Nel corposo testo “Perchè l’Occidente odia la Russia“, Fazi Editore, di circa 300 pagine ha un approccio multidisciplinare tra storia, filosofia, geopolitica.
Un saggio ben documentato, che parte dalla prima guerra mondiale e quella successiva fino agli anni della guerra fredda mostrando già da quel periodo la subalternità dell’Europa verso gli USA.
Da lì in poi il continente europeo, secondo Ritz, non ha saputo elaborare una politica e un pensiero geopolitico per rendersi più autonomo, il che non significa essere in antagonismo con l’America.
Ritz evidenzia come la strategia di costruire un impero unipolare da parte degli Stati Uniti subordinando l’Europa e nel contempo espandersi in varie parti del mondo, abbia inizio con i neoconservatori con la presidenza Busch.
Il pensiero conservatore, infatti, mal tollerava un’Europa autonoma, anche perchè non vedeva di buon occhio la politica di Germania e Francia poco filoamericane.
Non solo, la dipendenza europea era dovuta anche all’incapacità della stessa di costruire un pensiero politico unitario, cioè di darsi dei valori condivisi nella costruzione di quella che poi sarà la UE.
La strategia neoconservatrice mirava a dominare l’Occidente e quindi anche a indebolire l’ex URSS, cioè la successiva Federazione russa vista come nemica.
Ritz mostra come già dagli anni novanta l’America cominciò ad allargare la NATO coinvolgendo i Paesi dell’est orfani dell’URSS così come quelli baltici.

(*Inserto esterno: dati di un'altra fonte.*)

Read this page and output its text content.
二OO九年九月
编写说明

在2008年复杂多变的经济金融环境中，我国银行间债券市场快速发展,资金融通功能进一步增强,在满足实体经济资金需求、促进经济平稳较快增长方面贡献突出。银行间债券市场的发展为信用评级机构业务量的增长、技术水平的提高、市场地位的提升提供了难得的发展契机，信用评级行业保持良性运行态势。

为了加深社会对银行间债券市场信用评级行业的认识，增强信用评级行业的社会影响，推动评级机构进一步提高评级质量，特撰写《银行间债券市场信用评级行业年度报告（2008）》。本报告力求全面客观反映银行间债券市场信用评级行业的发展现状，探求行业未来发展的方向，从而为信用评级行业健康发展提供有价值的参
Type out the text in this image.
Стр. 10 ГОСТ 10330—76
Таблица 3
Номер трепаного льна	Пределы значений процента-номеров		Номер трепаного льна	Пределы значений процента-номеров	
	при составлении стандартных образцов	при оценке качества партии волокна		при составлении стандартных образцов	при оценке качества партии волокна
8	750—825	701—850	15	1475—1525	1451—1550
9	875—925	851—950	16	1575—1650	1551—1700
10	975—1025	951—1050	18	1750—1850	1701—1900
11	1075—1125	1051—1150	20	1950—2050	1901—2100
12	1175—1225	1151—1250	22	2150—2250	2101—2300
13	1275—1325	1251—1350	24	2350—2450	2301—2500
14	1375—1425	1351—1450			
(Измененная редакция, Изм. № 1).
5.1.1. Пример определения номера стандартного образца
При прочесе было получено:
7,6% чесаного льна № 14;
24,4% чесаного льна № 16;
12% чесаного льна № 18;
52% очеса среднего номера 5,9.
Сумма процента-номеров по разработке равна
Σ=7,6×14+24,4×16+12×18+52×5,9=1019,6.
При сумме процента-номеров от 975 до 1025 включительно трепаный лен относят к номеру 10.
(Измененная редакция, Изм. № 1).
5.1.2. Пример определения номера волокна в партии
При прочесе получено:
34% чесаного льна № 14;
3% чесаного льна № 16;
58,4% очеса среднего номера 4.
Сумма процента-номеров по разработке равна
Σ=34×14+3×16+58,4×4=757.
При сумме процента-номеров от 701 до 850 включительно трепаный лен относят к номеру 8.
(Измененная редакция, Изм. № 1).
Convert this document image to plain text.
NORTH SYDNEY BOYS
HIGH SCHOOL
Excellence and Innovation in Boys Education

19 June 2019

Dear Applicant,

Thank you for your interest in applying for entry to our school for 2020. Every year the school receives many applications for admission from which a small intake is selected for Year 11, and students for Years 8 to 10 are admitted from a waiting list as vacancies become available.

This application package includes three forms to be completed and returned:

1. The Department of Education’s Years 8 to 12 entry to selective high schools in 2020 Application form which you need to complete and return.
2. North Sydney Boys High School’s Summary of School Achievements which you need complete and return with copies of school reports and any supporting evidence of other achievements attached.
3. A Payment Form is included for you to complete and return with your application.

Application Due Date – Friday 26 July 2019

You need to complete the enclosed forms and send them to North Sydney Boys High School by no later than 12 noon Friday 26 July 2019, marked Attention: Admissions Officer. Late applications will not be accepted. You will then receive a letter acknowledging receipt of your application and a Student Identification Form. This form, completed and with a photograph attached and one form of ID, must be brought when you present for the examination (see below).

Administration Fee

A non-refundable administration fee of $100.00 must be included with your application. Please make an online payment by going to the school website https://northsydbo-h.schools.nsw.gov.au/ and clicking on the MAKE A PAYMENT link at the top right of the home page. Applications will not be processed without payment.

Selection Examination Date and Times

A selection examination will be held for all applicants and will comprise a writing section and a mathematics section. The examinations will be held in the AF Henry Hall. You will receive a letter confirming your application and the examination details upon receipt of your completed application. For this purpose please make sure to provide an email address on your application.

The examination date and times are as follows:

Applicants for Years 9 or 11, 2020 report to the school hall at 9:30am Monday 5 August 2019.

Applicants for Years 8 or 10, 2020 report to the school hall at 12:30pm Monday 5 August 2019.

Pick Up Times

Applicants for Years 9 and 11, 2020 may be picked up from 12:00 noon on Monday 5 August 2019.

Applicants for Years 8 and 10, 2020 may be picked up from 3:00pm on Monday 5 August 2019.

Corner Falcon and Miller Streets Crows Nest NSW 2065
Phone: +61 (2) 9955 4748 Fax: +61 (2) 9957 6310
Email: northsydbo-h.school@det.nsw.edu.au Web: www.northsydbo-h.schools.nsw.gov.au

Non solo, furono disattesi accordi con le varie amministrazioni americane sia repubblicane sia democratiche che prevedevano il coinvolgimento e anche l’inserimento della Russia nell’UE e addirittura nella NATO.
Ci si può chiedere il perchè di questa contraddizione con l’ostilità USA verso la Federazione russa e la risposta risiede nell’alterità della seconda come storia e valori a partire dalla Rivoluzione di ottobre e alla nascita dell’URSS.
Un capitolo del saggio è dedicato all’influenza sull’Europa dei modelli americani, cioè “la guerra fredda culturale”, per imporre stili di vita, consumi che fu facilitata dall’incapacità europea di elaborare valori propri, come la mancata creazione di una vera costituzione, inserendo le radici cristiane.
Ad esempio, Ritz paragona la situazione attuale con un riferimento storico al conflitto Roma – Cartagine e, quindi, la seconda sarebbe la Russia che, appunto, era vista come nemica e concorrente anche se con l’attuale Presidenza Trump il concorrente principale è la Cina.
Per invertire tale tendenza, Ritz auspica che l’Europa cambi politica, rendendosi più autonoma e stabilendo un rapporto più collaborativo con la Russia. Al momento, però, non pare sia così.